The political fortunes of both Cuba and Emilio were radically altered by the Spanish–American War, in which the conquering American army took over administration of the island. The American military governor of Santiago, General Leonard Wood, appointed Bacardí as mayor of Santiago. In this position, Emilio worked extensively with the American military administration, and the relationship between him and General Wood warmed to the level of friendship, tempered by their complicated political relationship. As mayor, he was generally recognized as a competent and effective manager, succeeding on extending services and practicing good government under the military administration and later the new Cuban republic. His reputation for honesty and public service distinguished him from many of the would-be leaders who arose in the post-independence political scramble, and he eventually ran for and won a seat in the national senate in 1906.

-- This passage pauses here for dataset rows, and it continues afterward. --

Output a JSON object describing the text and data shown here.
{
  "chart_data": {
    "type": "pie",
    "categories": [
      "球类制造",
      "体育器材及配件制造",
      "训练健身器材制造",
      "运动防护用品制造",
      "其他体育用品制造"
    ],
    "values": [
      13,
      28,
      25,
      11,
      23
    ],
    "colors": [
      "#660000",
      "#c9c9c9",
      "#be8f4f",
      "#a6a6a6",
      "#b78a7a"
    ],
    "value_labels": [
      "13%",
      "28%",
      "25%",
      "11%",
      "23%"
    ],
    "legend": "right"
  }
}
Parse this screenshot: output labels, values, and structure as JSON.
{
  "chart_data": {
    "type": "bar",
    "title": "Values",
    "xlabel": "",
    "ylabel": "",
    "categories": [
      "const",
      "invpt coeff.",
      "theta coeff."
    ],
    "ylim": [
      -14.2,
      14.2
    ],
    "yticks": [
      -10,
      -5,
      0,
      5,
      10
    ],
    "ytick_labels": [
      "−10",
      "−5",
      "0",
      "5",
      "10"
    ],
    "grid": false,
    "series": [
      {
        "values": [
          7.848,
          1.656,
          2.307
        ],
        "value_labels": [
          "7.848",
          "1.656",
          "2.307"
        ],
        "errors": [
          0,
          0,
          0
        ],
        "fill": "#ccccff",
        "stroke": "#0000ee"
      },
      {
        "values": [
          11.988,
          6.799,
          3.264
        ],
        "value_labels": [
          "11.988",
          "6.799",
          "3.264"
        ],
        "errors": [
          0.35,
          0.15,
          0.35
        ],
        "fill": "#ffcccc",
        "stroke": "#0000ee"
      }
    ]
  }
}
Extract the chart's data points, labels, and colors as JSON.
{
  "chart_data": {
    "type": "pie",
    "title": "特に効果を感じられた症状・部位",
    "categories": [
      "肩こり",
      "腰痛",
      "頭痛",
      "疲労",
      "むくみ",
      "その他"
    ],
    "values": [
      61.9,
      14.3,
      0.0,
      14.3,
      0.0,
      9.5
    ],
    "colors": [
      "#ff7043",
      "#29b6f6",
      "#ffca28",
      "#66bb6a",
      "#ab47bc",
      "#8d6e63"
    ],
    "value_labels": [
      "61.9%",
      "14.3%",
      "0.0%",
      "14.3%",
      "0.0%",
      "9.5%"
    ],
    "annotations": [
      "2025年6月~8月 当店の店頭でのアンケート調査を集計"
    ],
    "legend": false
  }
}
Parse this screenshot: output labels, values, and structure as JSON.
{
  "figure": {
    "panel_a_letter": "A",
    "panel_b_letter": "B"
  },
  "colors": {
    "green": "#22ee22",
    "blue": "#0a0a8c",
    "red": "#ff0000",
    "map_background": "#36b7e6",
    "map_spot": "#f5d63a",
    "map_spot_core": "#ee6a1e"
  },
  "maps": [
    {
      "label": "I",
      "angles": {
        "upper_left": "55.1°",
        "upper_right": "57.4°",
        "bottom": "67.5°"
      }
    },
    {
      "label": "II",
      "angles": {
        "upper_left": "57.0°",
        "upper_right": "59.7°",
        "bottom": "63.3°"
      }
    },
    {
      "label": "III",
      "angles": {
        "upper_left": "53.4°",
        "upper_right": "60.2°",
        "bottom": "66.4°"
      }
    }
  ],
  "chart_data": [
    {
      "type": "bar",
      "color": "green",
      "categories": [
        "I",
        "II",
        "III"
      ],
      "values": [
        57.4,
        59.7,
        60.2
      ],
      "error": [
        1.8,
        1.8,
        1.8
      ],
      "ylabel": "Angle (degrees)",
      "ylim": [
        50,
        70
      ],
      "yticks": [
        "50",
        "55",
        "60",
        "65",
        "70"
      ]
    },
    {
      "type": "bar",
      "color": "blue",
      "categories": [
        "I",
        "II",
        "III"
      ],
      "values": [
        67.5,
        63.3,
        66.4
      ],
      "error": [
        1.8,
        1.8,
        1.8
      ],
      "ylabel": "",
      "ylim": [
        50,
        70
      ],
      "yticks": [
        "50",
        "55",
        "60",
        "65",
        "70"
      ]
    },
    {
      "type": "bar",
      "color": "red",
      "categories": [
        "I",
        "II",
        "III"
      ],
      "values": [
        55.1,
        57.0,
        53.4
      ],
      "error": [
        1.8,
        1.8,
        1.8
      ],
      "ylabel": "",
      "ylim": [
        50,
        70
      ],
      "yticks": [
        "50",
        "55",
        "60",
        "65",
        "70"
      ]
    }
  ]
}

Into the 20th century, Emilio and the second generation of Bacardí family oversaw the expansion and eventual success of the Bacardí rum company. This led Emilio to spend more time in private ventures, and traveling the world. In 1912, Emilio and his wife Elvira took a long trip overseas to Paris, Jerusalem, and Egypt, bringing back antiquities, art, and Cuba's first genuine Cuban mummy to display in the Emilio Bacardí Moreau Municipal Museum in Santiago de Cuba. By the age of 75, Emilio had mostly retired from business affairs and spent much of his time reading, and writing novels like his famed series Cronicas de Santiago de Cuba, and corresponding with family in his home, Villa Elvira.

Emilio Bacardí Moreau died from a heart ailment on August 28, 1922, at the age of 78. The city of Santiago suspended all public events for two days, to mourn and honor the life of Emilio, nicknamed "Cuba's foremost son".